The firm reached out to the three students who were slated to participate in last year’s program to ask if they would like to participate this summer and all three students accepted the offer, according to Pierce. They will begin with 3North on June 1.
“Once we had a better handle on what the pandemic was going to mean for this year, we reached out to the students who we had awarded the internships to last year, asking if they wanted to renew their participation, knowing that they would be graduating seniors and this was strictly still an internship,” Pierce said. “All three of them decided to join us.”
Pierce’s firm hosted one part-time intern in the fall and one part-time intern in the spring, allowing the firm to test out how the internship program will run this summer. He said the firm is trying to find new creative ways to engage the students as it is still unknown when they can be invited to physically join the office on a full-time basis.
Real-world interactions
Mark Hackenburg, a 1988 landscape architecture graduate and principal of RGS Associates, is another Stuckeman School alumnus who has faced the obstacle of hosting virtual internships. Hackenburg’s Lancaster, Pennsylvania-based firm will be hosting interns this summer for the first time since the pandemic and is anticipating that the virtual setting will allow for some benefits along with its challenges.
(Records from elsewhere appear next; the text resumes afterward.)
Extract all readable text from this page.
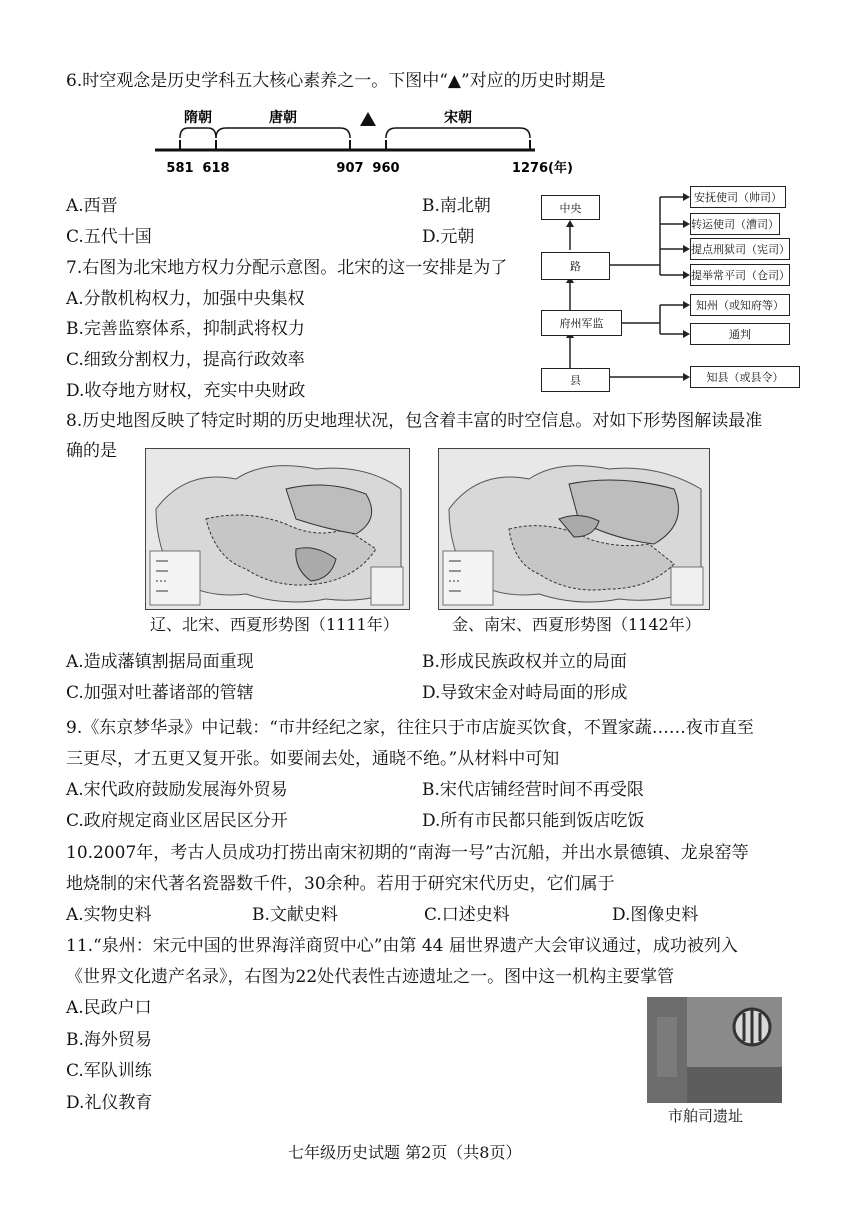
6.时空观念是历史学科五大核心素养之一。下图中“▲”对应的历史时期是
隋朝	唐朝	宋朝
581 618	907 960	1276 (年)
A.西晋	B.南北朝
C.五代十国	D.元朝
7.右图为北宋地方权力分配示意图。北宋的这一安排是为了
A.分散机构权力，加强中央集权
B.完善监察体系，抑制武将权力
C.细致分割权力，提高行政效率
D.收夺地方财权，充实中央财政
中央
路
府州军监
县
安抚使司（帅司）
转运使司（漕司）
提点刑狱司（宪司）
提举常平司（仓司）
知州（或知府等）
通判
知县（或县令）
8.历史地图反映了特定时期的历史地理状况，包含着丰富的时空信息。对如下形势图解读最准
确的是
辽、北宋、西夏形势图（1111年）	金、南宋、西夏形势图（1142年）
A.造成藩镇割据局面重现	B.形成民族政权并立的局面
C.加强对吐蕃诸部的管辖	D.导致宋金对峙局面的形成
9.《东京梦华录》中记载：“市井经纪之家，往往只于市店旋买饮食，不置家蔬……夜市直至
三更尽，才五更又复开张。如要闹去处，通晓不绝。”从材料中可知
A.宋代政府鼓励发展海外贸易	B.宋代店铺经营时间不再受限
C.政府规定商业区居民区分开	D.所有市民都只能到饭店吃饭
10.2007年，考古人员成功打捞出南宋初期的“南海一号”古沉船，并出水景德镇、龙泉窑等
地烧制的宋代著名瓷器数千件，30余种。若用于研究宋代历史，它们属于
A.实物史料	B.文献史料	C.口述史料	D.图像史料
11.“泉州：宋元中国的世界海洋商贸中心”由第 44 届世界遗产大会审议通过，成功被列入
《世界文化遗产名录》，右图为22处代表性古迹遗址之一。图中这一机构主要掌管
A.民政户口
B.海外贸易
C.军队训练
D.礼仪教育
市舶司遗址
七年级历史试题 第2页（共8页）
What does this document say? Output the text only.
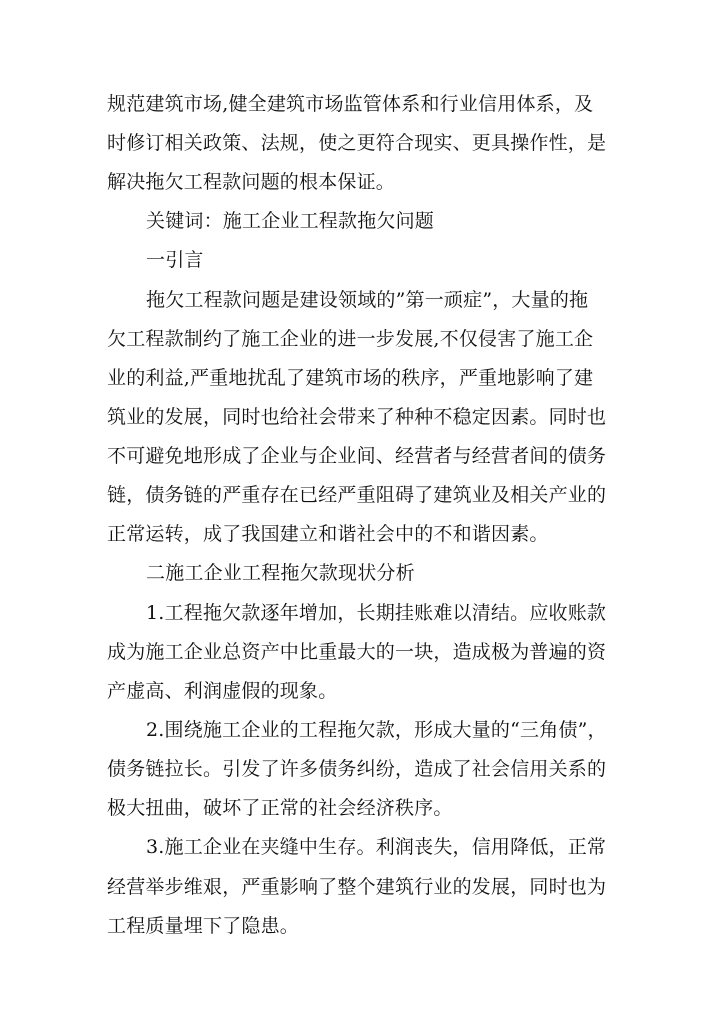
规范建筑市场,健全建筑市场监管体系和行业信用体系，及
时修订相关政策、法规，使之更符合现实、更具操作性，是
解决拖欠工程款问题的根本保证。
关键词：施工企业工程款拖欠问题
一引言
拖欠工程款问题是建设领域的”第一顽症”，大量的拖
欠工程款制约了施工企业的进一步发展,不仅侵害了施工企
业的利益,严重地扰乱了建筑市场的秩序，严重地影响了建
筑业的发展，同时也给社会带来了种种不稳定因素。同时也
不可避免地形成了企业与企业间、经营者与经营者间的债务
链，债务链的严重存在已经严重阻碍了建筑业及相关产业的
正常运转，成了我国建立和谐社会中的不和谐因素。
二施工企业工程拖欠款现状分析
1.工程拖欠款逐年增加，长期挂账难以清结。应收账款
成为施工企业总资产中比重最大的一块，造成极为普遍的资
产虚高、利润虚假的现象。
2.围绕施工企业的工程拖欠款，形成大量的“三角债”，
债务链拉长。引发了许多债务纠纷，造成了社会信用关系的
极大扭曲，破坏了正常的社会经济秩序。
3.施工企业在夹缝中生存。利润丧失，信用降低，正常
经营举步维艰，严重影响了整个建筑行业的发展，同时也为
工程质量埋下了隐患。
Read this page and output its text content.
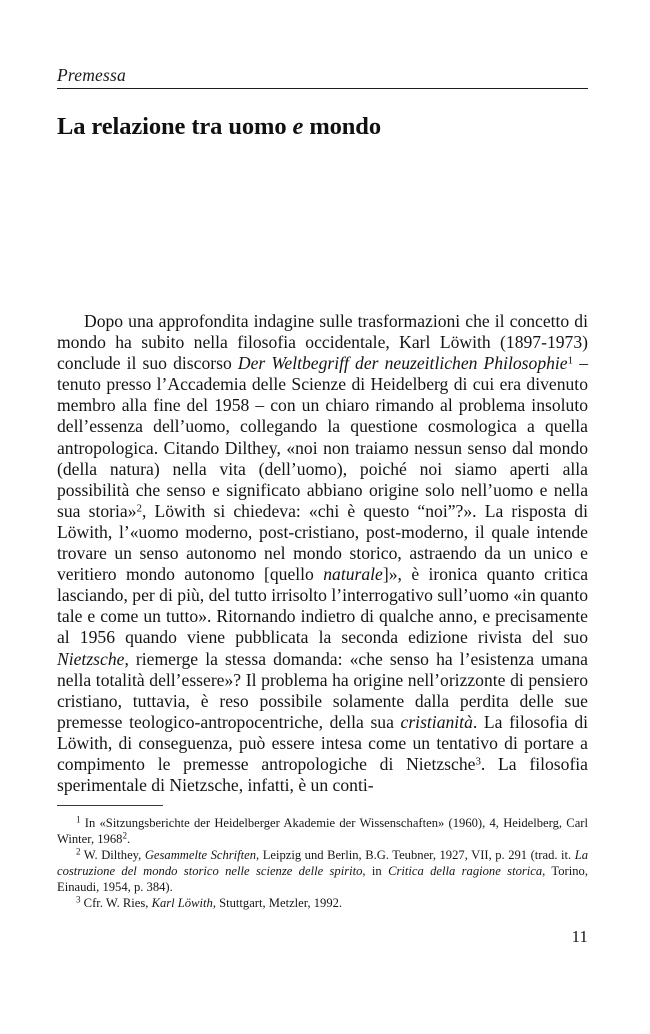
Premessa
La relazione tra uomo e mondo

Dopo una approfondita indagine sulle trasformazioni che il concetto di mondo ha subito nella filosofia occidentale, Karl Löwith (1897-1973) conclude il suo discorso Der Weltbegriff der neuzeitlichen Philosophie$^1$ – tenuto presso l’Accademia delle Scienze di Heidelberg di cui era divenuto membro alla fine del 1958 – con un chiaro rimando al problema insoluto dell’essenza dell’uomo, collegando la questione cosmologica a quella antropologica. Citando Dilthey, «noi non traiamo nessun senso dal mondo (della natura) nella vita (dell’uomo), poiché noi siamo aperti alla possibilità che senso e significato abbiano origine solo nell’uomo e nella sua storia»$^2$, Löwith si chiedeva: «chi è questo “noi”?». La risposta di Löwith, l’«uomo moderno, post-cristiano, post-moderno, il quale intende trovare un senso autonomo nel mondo storico, astraendo da un unico e veritiero mondo autonomo [quello naturale]», è ironica quanto critica lasciando, per di più, del tutto irrisolto l’interrogativo sull’uomo «in quanto tale e come un tutto». Ritornando indietro di qualche anno, e precisamente al 1956 quando viene pubblicata la seconda edizione rivista del suo Nietzsche, riemerge la stessa domanda: «che senso ha l’esistenza umana nella totalità dell’essere»? Il problema ha origine nell’orizzonte di pensiero cristiano, tuttavia, è reso possibile solamente dalla perdita delle sue premesse teologico-antropocentriche, della sua cristianità. La filosofia di Löwith, di conseguenza, può essere intesa come un tentativo di portare a compimento le premesse antropologiche di Nietzsche$^3$. La filosofia sperimentale di Nietzsche, infatti, è un conti-

$^1$ In «Sitzungsberichte der Heidelberger Akademie der Wissenschaften» (1960), 4, Heidelberg, Carl Winter, 1968$^2$.

$^2$ W. Dilthey, Gesammelte Schriften, Leipzig und Berlin, B.G. Teubner, 1927, VII, p. 291 (trad. it. La costruzione del mondo storico nelle scienze delle spirito, in Critica della ragione storica, Torino, Einaudi, 1954, p. 384).

$^3$ Cfr. W. Ries, Karl Löwith, Stuttgart, Metzler, 1992.

11
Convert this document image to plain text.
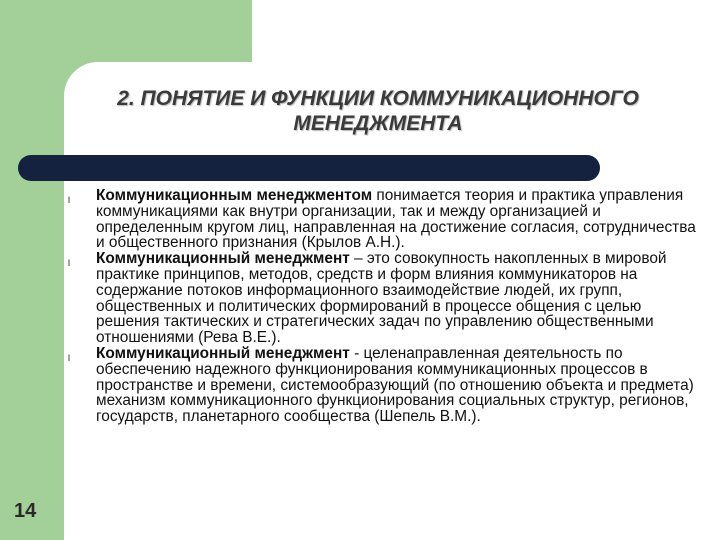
2. ПОНЯТИЕ И ФУНКЦИИ КОММУНИКАЦИОННОГО
МЕНЕДЖМЕНТА
l	Коммуникационным менеджментом понимается теория и практика управления коммуникациями как внутри организации, так и между организацией и определенным кругом лиц, направленная на достижение согласия, сотрудничества и общественного признания (Крылов А.Н.).
l	Коммуникационный менеджмент – это совокупность накопленных в мировой практике принципов, методов, средств и форм влияния коммуникаторов на содержание потоков информационного взаимодействие людей, их групп, общественных и политических формирований в процессе общения с целью решения тактических и стратегических задач по управлению общественными отношениями (Рева В.Е.).
l	Коммуникационный менеджмент - целенаправленная деятельность по обеспечению надежного функционирования коммуникационных процессов в пространстве и времени, системообразующий (по отношению объекта и предмета) механизм коммуникационного функционирования социальных структур, регионов, государств, планетарного сообщества (Шепель В.М.).
14
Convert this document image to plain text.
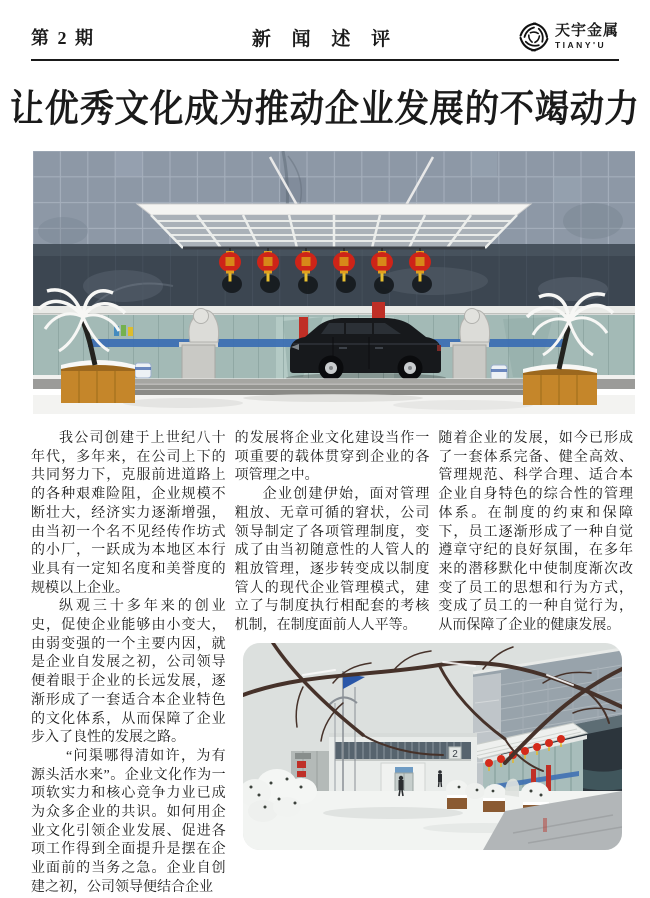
新 闻 述 评
第 2 期	天宇金属
TIANY'U
让优秀文化成为推动企业发展的不竭动力

我公司创建于上世纪八十年代，多年来，在公司上下的共同努力下，克服前进道路上的各种艰难险阻，企业规模不断壮大，经济实力逐渐增强，由当初一个名不见经传作坊式的小厂，一跃成为本地区本行业具有一定知名度和美誉度的规模以上企业。

纵观三十多年来的创业史，促使企业能够由小变大，由弱变强的一个主要内因，就是企业自发展之初，公司领导便着眼于企业的长远发展，逐渐形成了一套适合本企业特色的文化体系，从而保障了企业步入了良性的发展之路。

“问渠哪得清如许，为有源头活水来”。企业文化作为一项软实力和核心竞争力业已成为众多企业的共识。如何用企业文化引领企业发展、促进各项工作得到全面提升是摆在企业面前的当务之急。企业自创建之初，公司领导便结合企业

的发展将企业文化建设当作一项重要的载体贯穿到企业的各项管理之中。

企业创建伊始，面对管理粗放、无章可循的窘状，公司领导制定了各项管理制度，变成了由当初随意性的人管人的粗放管理，逐步转变成以制度管人的现代企业管理模式，建立了与制度执行相配套的考核机制，在制度面前人人平等。

随着企业的发展，如今已形成了一套体系完备、健全高效、管理规范、科学合理、适合本企业自身特色的综合性的管理体系。在制度的约束和保障下，员工逐渐形成了一种自觉遵章守纪的良好氛围，在多年来的潜移默化中使制度渐次改变了员工的思想和行为方式，变成了员工的一种自觉行为，从而保障了企业的健康发展。

2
“I think the biggest challenge that we’ll see, and that we anticipate, is the consistency of communication and the quality of interaction,” said Hackenburg. “Our interns have always been under the wing of a senior designer, and that’s just harder in a distanced environment.”
The goal of RGS Associates, he said, is to provide students with real world circumstances and clients interactions.
“We do our best to immerse them in project work by allowing them to lead an independent project and follow one or more specific projects through the design or construction process. We align them with a design team and a mentor to guide them in the design and plan development process, which gives them the opportunity to engage in client interactions, discussions and public meetings,” said Hackenburg. “In the end, we want our interns to have a well-rounded experience, which includes making significant contributions as part of the project team, not simply shadowing others. We want them to learn by doing.”
Ultimately, Hackenburg hopes that the interns with RGS Associates gain confidence in any new skills they may have learned, and that they develop a more well-rounded perspective of how a professional office operates.
“We also hope to increase their awareness of the opportunities that are available to them within their chosen field of study,” he said.